Showing the user: you get a stable sub, not a verified name/photo — your app owns the profile. Render a default name + key-sigil avatar with kunji.handle(sub) (from rp.js); if the user shared claims, prefer it but treat it as untrusted (HTML-escape the name, render the picture client-side only). Keep unverified claims out of the custom token; store them in your own users/{sub} record.

STEP 6

getSessionStatus — the widget's poll

The widget polls this read-only endpoint until the session is approved, then fires success.

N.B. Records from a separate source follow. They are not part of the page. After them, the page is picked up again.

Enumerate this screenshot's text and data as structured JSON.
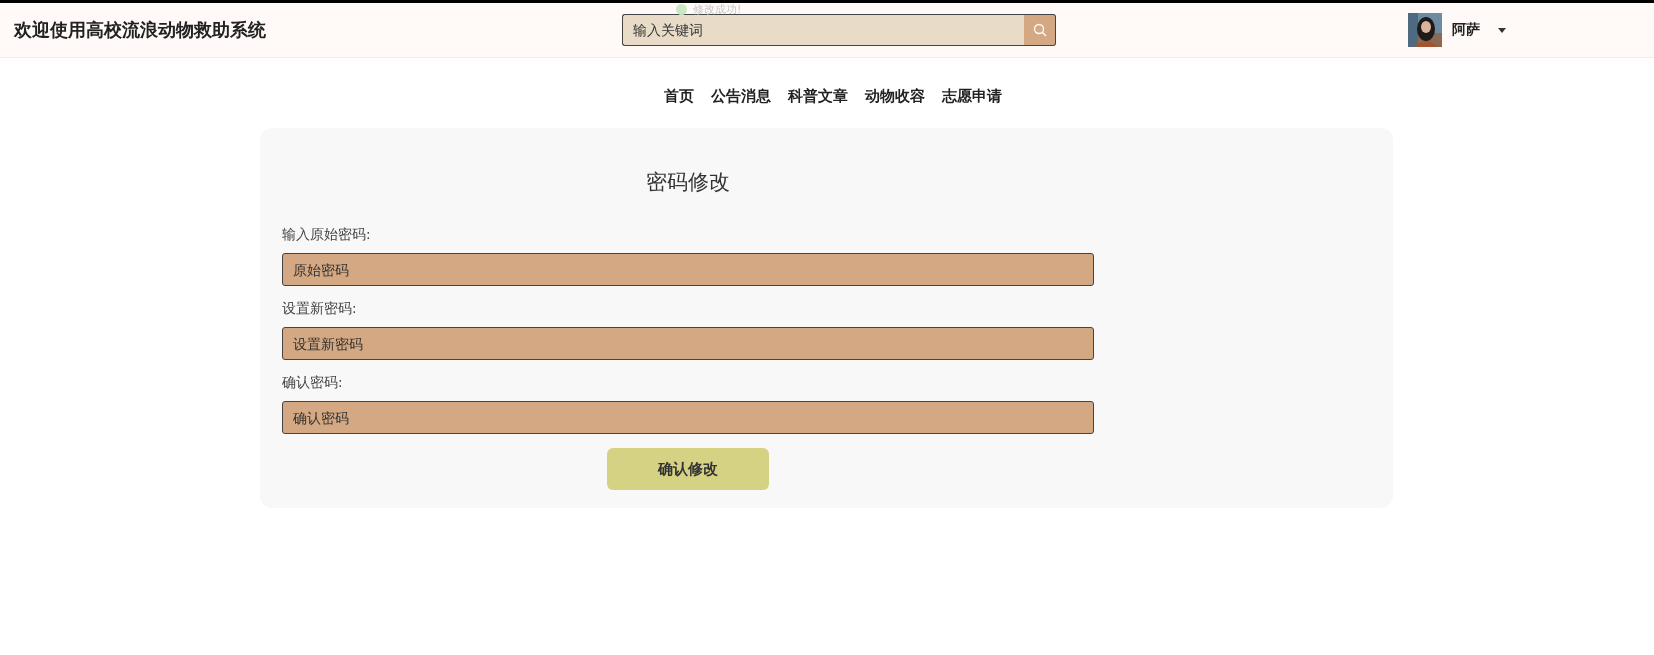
{
  "header": {
    "title": "欢迎使用高校流浪动物救助系统",
    "search": {
      "placeholder": "输入关键词"
    },
    "toast": {
      "text": "修改成功!"
    },
    "user": {
      "name": "阿萨"
    }
  },
  "nav": {
    "items": [
      {
        "label": "首页"
      },
      {
        "label": "公告消息"
      },
      {
        "label": "科普文章"
      },
      {
        "label": "动物收容"
      },
      {
        "label": "志愿申请"
      }
    ]
  },
  "form": {
    "title": "密码修改",
    "fields": [
      {
        "label": "输入原始密码:",
        "placeholder": "原始密码"
      },
      {
        "label": "设置新密码:",
        "placeholder": "设置新密码"
      },
      {
        "label": "确认密码:",
        "placeholder": "确认密码"
      }
    ],
    "submit": "确认修改"
  }
}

export const getSessionStatus = onRequest({ cors: true }, async (req, res) => {
  const snap = await db.collection('loginSessions').doc(String(req.query.sessionId || '_')).get();
  if (!snap.exists) return res.status(404).json({ error: 'unknown_session' });
  const s = snap.data();
  res.json({ status: s.status, sub: s.sub || null, customToken: s.customToken || null, claims: s.claims || null });
});
STEP 7

Firestore rules + TTL

Writes are server-only (Admin SDK bypasses rules). The frontend reads its own session by random id; the doc holds no secrets. Add a Firestore TTL policy on the ttl field so sessions self-delete.

match /loginSessions/{sessionId} {
  allow get: if true;     // read your own session by id; no client writes
}
STEP 8

Finish the sign-in (frontend)

With the widget, listen for success and exchange the custom token for a real Firebase session keyed by sub.

import { getAuth, signInWithCustomToken } from 'firebase/auth';

// the widget's success event carries the RP poll payload, incl. customToken
document.addEventListener('kunji:success', async ({ detail }) => {
  await signInWithCustomToken(getAuth(), detail.customToken);  // request.auth.uid === sub
});
Verification checklist (server-side)
  • Session known, not expired, status === 'pending'.
  • challenge matches the stored challenge.
  • audience equals your own domain.
  • Signature verifies over canonicalJson(signedPayload).
  • sub === hex(SHA-256(utf8(publicKeyBase64))), recomputed server-side.
  • timestamp within ±2 minutes.
  • Session marked consumed — reject re-submission.
Reference

A complete working copy lives in the kunji repo under examples/kunji-login-demo (these snippets are adapted from it). See the stack-agnostic protocol guide for message formats and the trust model.